Environmental Context. Sulfate aerosols have been linked with ozone-depleting reactions, and their influence on cirrus cloud formation may affect climate. One source of sulfate aerosols is sulfur-containing gases such as carbonyl sulfide, which can rise up to the statosphere and become transformed into sulfate under the prevailing sunlight, but the importance and details of the phenomena involved are poorly understood. With a view to providing the fundamental information required to analyze the atmospheric processing of carbonyl sulfide, this paper reports the sulfur isotope effects on its ultraviolet absorption spectrum.

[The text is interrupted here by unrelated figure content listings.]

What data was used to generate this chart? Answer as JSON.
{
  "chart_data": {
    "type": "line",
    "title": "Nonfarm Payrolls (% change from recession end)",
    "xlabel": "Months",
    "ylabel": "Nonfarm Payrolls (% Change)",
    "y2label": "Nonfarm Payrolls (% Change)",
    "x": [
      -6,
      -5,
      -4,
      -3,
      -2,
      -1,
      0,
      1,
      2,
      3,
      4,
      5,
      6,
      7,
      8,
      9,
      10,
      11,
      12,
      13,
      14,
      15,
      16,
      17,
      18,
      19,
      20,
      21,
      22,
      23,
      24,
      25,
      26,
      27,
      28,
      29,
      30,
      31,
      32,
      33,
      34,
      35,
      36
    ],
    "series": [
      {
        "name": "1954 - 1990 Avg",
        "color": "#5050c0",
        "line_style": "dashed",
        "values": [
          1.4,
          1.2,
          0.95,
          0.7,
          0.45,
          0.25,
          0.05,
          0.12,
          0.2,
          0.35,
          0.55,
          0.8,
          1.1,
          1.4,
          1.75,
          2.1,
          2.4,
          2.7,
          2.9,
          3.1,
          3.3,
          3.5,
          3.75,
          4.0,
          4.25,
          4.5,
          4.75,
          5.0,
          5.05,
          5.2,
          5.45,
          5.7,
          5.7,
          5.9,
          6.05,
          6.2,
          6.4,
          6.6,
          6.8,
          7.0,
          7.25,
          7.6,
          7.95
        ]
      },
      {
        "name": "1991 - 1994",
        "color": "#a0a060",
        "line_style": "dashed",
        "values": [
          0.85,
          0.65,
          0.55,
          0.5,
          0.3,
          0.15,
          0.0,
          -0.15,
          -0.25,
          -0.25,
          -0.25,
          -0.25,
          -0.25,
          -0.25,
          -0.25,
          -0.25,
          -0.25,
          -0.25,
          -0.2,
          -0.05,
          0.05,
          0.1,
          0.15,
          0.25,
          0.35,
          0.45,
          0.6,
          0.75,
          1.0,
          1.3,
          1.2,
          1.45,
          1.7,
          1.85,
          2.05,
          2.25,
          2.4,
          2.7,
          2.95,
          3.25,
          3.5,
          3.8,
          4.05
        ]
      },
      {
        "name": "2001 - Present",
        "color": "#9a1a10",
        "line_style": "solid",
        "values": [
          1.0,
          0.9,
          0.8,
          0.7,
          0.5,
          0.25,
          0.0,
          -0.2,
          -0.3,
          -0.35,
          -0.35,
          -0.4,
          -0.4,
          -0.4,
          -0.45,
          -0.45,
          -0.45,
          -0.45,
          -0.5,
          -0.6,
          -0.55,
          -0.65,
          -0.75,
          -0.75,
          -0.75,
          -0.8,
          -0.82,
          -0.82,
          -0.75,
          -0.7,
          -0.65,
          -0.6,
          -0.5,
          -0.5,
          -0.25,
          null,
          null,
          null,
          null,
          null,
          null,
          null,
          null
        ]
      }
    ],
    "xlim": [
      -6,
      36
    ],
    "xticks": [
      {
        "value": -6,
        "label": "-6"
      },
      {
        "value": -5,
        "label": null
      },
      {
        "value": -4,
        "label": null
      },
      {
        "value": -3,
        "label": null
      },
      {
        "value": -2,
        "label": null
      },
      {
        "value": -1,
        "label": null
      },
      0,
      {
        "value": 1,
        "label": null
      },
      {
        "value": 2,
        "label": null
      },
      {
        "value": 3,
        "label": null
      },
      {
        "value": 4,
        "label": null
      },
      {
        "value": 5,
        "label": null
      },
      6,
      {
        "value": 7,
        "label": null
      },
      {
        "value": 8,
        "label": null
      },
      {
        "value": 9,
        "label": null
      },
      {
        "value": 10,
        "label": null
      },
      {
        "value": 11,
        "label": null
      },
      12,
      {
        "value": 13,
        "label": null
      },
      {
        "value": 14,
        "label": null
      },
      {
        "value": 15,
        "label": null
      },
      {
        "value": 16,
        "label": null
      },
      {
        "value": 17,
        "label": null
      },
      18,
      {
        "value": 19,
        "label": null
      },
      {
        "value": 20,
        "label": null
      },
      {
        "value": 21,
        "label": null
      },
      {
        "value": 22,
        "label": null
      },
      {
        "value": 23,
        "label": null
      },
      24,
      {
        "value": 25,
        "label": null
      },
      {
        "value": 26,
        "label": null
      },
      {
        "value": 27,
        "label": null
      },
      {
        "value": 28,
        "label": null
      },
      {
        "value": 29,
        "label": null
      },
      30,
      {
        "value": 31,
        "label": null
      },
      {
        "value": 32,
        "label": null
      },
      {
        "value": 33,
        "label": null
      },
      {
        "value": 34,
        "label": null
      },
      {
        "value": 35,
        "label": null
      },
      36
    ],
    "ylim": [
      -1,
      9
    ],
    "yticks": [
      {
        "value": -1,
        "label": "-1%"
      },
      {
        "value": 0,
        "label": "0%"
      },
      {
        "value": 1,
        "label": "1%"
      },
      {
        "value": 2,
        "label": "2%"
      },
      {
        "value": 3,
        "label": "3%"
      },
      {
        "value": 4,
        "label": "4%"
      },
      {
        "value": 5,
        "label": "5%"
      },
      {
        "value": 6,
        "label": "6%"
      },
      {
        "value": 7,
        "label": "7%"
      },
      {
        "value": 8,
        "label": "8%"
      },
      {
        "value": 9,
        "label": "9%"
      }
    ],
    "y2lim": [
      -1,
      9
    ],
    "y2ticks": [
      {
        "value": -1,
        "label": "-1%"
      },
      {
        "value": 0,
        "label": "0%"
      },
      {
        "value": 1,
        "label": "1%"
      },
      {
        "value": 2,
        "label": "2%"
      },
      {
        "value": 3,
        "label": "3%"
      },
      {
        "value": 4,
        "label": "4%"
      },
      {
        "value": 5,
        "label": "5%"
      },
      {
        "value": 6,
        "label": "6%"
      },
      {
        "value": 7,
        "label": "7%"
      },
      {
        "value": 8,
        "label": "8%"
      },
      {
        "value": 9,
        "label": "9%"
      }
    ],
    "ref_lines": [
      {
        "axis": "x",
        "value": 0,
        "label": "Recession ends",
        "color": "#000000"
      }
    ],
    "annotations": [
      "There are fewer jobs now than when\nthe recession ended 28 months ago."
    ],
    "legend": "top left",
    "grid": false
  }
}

Abstract. Carbonyl sulfide (OCS), a relatively inert tropospheric species that photolyzes into CO + S upon reaching the stratosphere, is deemed a significant contributor to background sulfate aerosol. A recent analysis of atmospheric infrared transmittance data has revealed that OC³⁴S is preferentially depleted above ~10 km. We now report that the OC³⁴S absorption band between 200 ≤ λ [nm] ≤ 260 at 298 K is broader and more intense than its OC³²S counterpart. This finding is consistent with the faster photolysis of OC³⁴S, and with a time-dependent formulation of electronic spectra. Since OCS photolysis in the lower stratosphere occurs in a spectral range in which its absorption cross-section is unaffected by temperature, we are able to estimate a ³⁴S-enrichment factor <³⁴ε> ~ (67 ± 7)‰ for this process that is commensurate with the value previously inferred from OC³⁴S/OC³²S ratio versus altitude profiles.